I believe this is the most important story in the legal profession in your lifetime, even if you are a centenarian. It redefines the debate as to whether law is a profession or a business. According to today’s Financial Times UK edition,

“One in 10 of the 100 biggest law firms have indicated they could seek a stock market flotation in the wake of planned rules allowing outside investment in the legal sector.”

And of those who are not contemplating a flotation:

“one in five expected their firms to seek outside investment”

“Two-thirds of the managing partners, in effect the law firms’ chief executives, said their firms were likely to admit professional managers to the partnership.”

Food for thought – Good News and Bad News:

The Good News: The notion of allowing non-lawyer partners would permit key support professionals like Executive Directors, Financial Officers, Marketing Directors, Training Directors, IT Managers, Knowledge Managers etc etc to have a stake in the business. I am OK with that – especially if it reduces the “us vs. them” attitude that is so prevalent between lawyers and non-lawyers in many firms.

More Good News: Investing in the firms future by enabling it to improve value to clients through training and infrastructure is a great idea.

Final Good News (sort of): A few wealthy people will get much wealthier in the initial deal (it’s called cashing out). Maybe they promise to stay around for a while for cosmetics and even shake a few hands now and then, but let’s not be coy, the desire of power partners to get a whopping return is what will drive these deals. Some not-so-senior partners will get some good cash too. (Where were those lake cottages for sale again?)

The Bad News: Selling a stake in the firm, whether to the market or an investor, is suicidal. This investment comes with a built-in poison pill. Here is the progression:

Step One: Senior partners cash out. (Note, Step One of Bad News is borrowed from Good News… as Leonard Cohen sang, “we are locked into our suffering and our pleasures are the seal”.)

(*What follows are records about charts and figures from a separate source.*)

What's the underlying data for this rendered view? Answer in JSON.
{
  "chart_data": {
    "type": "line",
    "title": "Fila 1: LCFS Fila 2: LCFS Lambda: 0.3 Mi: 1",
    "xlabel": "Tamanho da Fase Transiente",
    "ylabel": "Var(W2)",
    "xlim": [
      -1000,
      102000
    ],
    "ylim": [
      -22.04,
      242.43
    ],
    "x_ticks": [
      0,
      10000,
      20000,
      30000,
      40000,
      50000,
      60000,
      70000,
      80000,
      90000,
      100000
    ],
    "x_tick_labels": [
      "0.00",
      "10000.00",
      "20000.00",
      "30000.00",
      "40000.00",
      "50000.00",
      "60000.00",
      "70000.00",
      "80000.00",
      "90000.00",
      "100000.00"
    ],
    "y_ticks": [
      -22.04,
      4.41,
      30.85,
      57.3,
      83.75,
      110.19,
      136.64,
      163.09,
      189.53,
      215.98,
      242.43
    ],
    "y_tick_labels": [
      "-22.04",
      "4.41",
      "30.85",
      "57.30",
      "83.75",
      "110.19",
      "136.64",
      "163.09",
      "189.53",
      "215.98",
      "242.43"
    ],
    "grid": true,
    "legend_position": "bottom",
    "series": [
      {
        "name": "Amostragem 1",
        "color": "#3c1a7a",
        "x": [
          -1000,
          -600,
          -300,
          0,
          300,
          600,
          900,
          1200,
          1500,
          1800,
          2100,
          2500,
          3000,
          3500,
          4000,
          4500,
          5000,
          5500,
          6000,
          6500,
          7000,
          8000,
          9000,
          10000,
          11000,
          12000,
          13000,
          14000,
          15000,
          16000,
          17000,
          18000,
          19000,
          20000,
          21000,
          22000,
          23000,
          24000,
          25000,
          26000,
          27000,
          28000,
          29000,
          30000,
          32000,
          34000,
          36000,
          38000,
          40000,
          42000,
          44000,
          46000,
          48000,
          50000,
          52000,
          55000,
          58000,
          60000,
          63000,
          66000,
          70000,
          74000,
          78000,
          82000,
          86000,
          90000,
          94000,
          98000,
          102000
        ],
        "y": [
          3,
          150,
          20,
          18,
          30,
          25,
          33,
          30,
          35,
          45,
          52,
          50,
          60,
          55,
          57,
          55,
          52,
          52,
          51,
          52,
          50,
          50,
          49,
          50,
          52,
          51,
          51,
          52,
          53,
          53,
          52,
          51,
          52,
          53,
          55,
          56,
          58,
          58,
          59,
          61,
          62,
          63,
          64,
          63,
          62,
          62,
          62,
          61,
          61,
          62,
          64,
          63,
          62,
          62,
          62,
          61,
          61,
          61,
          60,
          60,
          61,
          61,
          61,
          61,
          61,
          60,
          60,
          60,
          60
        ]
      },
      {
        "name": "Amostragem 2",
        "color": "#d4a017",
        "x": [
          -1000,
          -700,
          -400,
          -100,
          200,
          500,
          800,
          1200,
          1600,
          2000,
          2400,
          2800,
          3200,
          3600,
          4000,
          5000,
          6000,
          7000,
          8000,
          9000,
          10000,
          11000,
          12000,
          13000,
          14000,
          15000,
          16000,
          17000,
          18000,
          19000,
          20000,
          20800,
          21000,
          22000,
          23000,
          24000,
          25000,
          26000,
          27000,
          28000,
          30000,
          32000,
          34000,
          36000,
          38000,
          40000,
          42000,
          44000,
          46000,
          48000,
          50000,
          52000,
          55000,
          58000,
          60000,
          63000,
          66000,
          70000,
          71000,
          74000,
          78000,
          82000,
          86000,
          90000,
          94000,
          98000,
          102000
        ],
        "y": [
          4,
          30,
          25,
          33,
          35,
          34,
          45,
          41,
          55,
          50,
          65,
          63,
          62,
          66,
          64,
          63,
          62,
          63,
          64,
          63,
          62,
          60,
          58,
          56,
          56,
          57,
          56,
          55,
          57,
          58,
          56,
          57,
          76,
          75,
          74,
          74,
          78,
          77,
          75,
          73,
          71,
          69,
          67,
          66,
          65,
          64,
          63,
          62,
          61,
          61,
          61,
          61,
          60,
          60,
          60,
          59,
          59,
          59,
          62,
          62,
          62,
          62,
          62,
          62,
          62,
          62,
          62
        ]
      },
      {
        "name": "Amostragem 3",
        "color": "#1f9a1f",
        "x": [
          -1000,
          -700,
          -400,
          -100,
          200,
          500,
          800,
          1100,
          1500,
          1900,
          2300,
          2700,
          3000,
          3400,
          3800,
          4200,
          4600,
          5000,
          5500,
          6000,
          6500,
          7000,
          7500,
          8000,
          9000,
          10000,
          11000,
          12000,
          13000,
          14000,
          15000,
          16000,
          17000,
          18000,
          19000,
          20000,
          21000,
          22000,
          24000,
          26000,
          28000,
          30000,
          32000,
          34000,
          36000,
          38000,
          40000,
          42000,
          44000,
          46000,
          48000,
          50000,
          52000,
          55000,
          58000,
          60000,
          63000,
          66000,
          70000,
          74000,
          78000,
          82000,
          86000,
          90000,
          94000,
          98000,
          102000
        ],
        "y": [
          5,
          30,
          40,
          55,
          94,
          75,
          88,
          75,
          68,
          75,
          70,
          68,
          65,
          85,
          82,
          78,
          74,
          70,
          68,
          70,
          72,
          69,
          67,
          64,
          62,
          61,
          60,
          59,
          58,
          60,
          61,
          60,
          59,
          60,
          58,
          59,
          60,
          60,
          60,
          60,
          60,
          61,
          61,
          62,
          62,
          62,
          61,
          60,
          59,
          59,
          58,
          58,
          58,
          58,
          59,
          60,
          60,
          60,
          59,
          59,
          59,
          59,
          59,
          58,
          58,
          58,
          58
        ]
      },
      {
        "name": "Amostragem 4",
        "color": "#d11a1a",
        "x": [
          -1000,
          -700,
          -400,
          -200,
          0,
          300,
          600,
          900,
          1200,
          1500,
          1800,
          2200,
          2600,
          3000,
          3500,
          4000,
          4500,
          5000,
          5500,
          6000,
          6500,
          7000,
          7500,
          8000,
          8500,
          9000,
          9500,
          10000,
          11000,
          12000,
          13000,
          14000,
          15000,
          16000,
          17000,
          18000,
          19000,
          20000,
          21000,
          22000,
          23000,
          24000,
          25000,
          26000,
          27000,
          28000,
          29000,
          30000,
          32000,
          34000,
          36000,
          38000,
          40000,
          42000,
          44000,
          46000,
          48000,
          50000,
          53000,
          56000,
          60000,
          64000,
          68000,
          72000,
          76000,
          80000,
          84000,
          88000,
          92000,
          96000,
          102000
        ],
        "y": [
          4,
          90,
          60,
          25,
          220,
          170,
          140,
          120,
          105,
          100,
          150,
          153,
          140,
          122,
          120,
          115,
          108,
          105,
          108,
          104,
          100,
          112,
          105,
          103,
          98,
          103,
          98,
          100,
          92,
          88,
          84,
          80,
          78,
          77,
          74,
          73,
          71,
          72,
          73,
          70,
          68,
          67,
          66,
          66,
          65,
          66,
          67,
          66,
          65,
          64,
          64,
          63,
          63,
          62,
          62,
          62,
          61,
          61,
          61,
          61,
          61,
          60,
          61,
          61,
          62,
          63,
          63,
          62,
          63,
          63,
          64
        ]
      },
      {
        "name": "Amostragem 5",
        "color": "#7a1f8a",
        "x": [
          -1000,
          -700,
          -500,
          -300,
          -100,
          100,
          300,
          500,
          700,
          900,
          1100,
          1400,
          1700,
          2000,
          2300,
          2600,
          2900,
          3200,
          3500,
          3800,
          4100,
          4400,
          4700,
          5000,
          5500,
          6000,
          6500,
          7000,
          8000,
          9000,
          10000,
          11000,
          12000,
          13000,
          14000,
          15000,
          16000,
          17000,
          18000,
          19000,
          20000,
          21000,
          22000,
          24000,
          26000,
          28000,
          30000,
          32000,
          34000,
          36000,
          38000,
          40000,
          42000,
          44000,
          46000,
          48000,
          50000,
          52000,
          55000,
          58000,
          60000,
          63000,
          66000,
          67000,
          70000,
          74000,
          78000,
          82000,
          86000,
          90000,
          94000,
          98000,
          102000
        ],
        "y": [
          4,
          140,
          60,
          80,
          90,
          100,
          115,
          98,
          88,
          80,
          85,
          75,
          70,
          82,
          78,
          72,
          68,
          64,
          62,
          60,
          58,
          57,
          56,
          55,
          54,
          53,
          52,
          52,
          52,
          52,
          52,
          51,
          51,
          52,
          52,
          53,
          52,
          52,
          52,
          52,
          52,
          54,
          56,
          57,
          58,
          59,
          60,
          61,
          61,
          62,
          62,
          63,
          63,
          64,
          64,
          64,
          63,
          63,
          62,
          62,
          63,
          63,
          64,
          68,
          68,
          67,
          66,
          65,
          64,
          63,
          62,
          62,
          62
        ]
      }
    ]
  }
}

Step Two: Everyone feels very excited – they will now be a part of something big and supposedly wonderful and corporate – perhaps the firm will even be managed now. There will be champagne and hats and lots and lots of publicity. (Clients will yawn).

Step Three: Reality sets in… these investors want WHAT? … a return on their investment… off the top? What are you talking about. Profits are for partners. Oh, and those things that we used to do because we thought it was fitting for members of the profession to “give back” are not going to get approved without a business case for how they generate new fee income? The grey area between business development and boondoggles will be grey no more. Fly economy, buster. We have standards of performance that are enforced and your friend in the corner office can no longer protect you (she already cashed out, remember?).

Step Four: “Hey, wait a minute”, say the young Turks, “why should we suffer in a firm where 20% of our profits, off the top no less, go to outside investors? Hmmmm, I could be generating the same income in a firm that does not have outside investors… hmmm, let’s consider this for a nanosecond. [The next sound you hear is the whirring revolving doors as the up-and-comers leave for greener pastures.] (Greener pastures are defined as firms who were not daft enough to get on this bandwagon in a moment of mind numbness.)

Step Five: The remaining productive career-oriented partners say “this isn’t working” and the investors are saying the same. We are losing talent, morale has plummeted, no-one listens to the turn-around CEO you brought in from industry… the future is far from bright if we stay on this path… “better liquidate”.

Step Six: The remaining partners make an offer to buy the firm back from the investors for 10 cents on the dollar (or 10 P on the Pound Sterling) and the episode fades into oblivion.

For those who are thinking: “this story is about the UK – not our jurisdiction” I will simply remind you that the largest firm in the world is based there—along with a number of other global legal powerhouses.

I would like to extend my congratulations to the 9 out of 10 biggest firms who are not contemplating a flotation and the four out of five who are not interested in private capital either. You are the wise ones – you don’t need capital that way – you can generate your own. After all, you are in a people business – you do not compete with Intel. If you did, you might need a few billion for a plant in Asia. All you need is to keep your wits about you as a few of our colleagues proceed lemming-like into the sea… I’ll see you at the Carlton Club and we can lament their tragedies over a cognac.